“A costo di essere l’unica voce fuori dal coro “a lupo a lupo” contro il “cattivo” Ministro Passera che non vuole l’aeroporto di Pisticci, ma devo rilevare che anche il sindaco di Pisticci Di Trani entra a far parte del coro e, come l’assessore Viti e il presidente della Cciaa di Matera Tortorelli, dimostra di non aver capito e forse nemmeno letto il piano aeroporti del Ministro, accodandosi alle dichiarazioni di confusione ed allarmismo. Mischiando questioni molto diverse tra loro – Tribunale (per la difesa del quale agli atti c’è solo una mia mozione, approdata in Consiglio dopo l’unificazione con altre sui Tribunali di Melfi e Lagonegro, contenente la sollecitazione ad un’azione comune in difesa di tutti e tre gli uffici giudiziari lucani a rischio e un’ipotesi di soluzione) e scalo aeroportuale – il sindaco rinuncia a fare quello che il Piano Passera prevede per Regioni e Comuni, vale a dire attivarsi in prima persona, in sintonia con la Regione e il Consorzio Asi, per accelerare il completamento e predisporre gli atti amministrativi, tecnici da presentare all’Enav per consentire i voli. Troppo facile prendersela con una “classe politica sorda alle istanze del territorio“ come se il primo cittadino di Pisticci appartenesse ad un’altra classe politica, non avesse referenti di partito (di maggioranza) alla Regione, pensando forse che da Pisticci sarà possibile volare su Marte. Ma sono certo che alla lunga il populismo viene scoperto dalla gente che, se non altro, gli chiederà conto del suo operato". E' quanto dichiara il consigliere regionale Idv, Nicola Benedetto.
"Se la questione sarà affrontata nei reali aspetti e con l’attivazione solo di voli per Roma e Milano - conclude Benedetto - con le caratteristiche di aeroporto di terzo livello, non mi pare ci possano essere problemi insuperabili e tanto meno che il Ministro Passera o altri possano opporre pregiudiziali o dinieghi”.

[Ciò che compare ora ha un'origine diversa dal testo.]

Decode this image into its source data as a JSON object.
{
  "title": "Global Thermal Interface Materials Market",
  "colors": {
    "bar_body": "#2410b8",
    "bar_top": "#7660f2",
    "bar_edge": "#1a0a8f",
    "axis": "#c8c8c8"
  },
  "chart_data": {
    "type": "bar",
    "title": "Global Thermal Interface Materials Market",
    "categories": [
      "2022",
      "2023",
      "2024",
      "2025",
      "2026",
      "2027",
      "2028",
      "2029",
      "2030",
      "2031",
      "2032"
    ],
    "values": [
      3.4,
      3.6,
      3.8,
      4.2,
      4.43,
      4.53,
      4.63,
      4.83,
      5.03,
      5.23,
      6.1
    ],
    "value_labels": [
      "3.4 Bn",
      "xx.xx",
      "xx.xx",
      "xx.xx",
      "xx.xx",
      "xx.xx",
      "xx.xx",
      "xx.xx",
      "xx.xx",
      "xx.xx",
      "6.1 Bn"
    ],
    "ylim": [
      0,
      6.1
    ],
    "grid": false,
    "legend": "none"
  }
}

LATRONICO PROMETTE INTERESSE - “Alla ripresa dei lavori parlamentari, insieme al sen. Guido Viceconte e all’on. Vincenzo Taddei, incontreremo il ministro Corrado Passera perché il progetto di realizzazione di un aeroporto di terzo livello a Pisticci, rifunzionalizzando la vecchia pista Mattei, si completi e vada in esercizio a servizio della domanda turistico alberghiera della costa e dell’esigenza di mobilità del territorio regionale”. Lo ha dichiarato il senatore del Pdl, Cosimo Latronico. “Speriamo che i ritardi che fino ad ora si sono accumulati per varie ragioni non compromettano la concreta attivazione di una infrastruttura che e' costata non pochi investimenti pubblici impiegati fino ad oggi e che ha rappresentato un’aspettativa concreta per cittadini e per gli operatori per unire la Basilicata ai circuiti nazionali ed esteri riducendo il deficit infrastrutturale che condiziona negativamente lo sviluppo della regione”.
STELLA: "NESSUNA SOBILLAZIONE" - “Preoccuparsi del futuro di questa provincia, mantenere alta l’attenzione per non perdere ulteriori presidi non significa fare allarmismo, ma rispondere al compito istituzionale a cui siamo stati chiamati: difendere il territorio.” Il presidente della Provincia di Matera, Franco Stella, interviene sulla questione Pista Mattei e sottolinea come tutti gli interventi che si sono susseguiti in questi ultimi giorni: “hanno inteso puntare i riflettori su quella che potrebbe rivelarsi l’ennesima spoliazione.”
“Sono certo che nessuno ambisca a ricoprire il ruolo del sobillatore né tantomeno del populista, figure che mal si conciliano con l’autorevolezza di cui devono essere portavoce le istituzioni. Ritengo evidente, invece, che nessuno abbia gli elementi oggettivi per negare che questo territorio sia oggetto di una operazione di smantellamento che si amplifica di ora in ora. A partire dalla Banca di Italia – ha sottolineato Stella – è stato un crescendo di azioni che sinceramente non leggo come riformatrici e ottimizzatrici, ma al contrario come delegittimanti. Dove sono gli atti concreti, quelli capaci di rilanciare un territorio? La politica tutta, al di là delle logiche partitiche, di maggioranza e di minoranza, deve dimostrare coesione nell’unico interesse che giustifica il proprio operato: i cittadini.”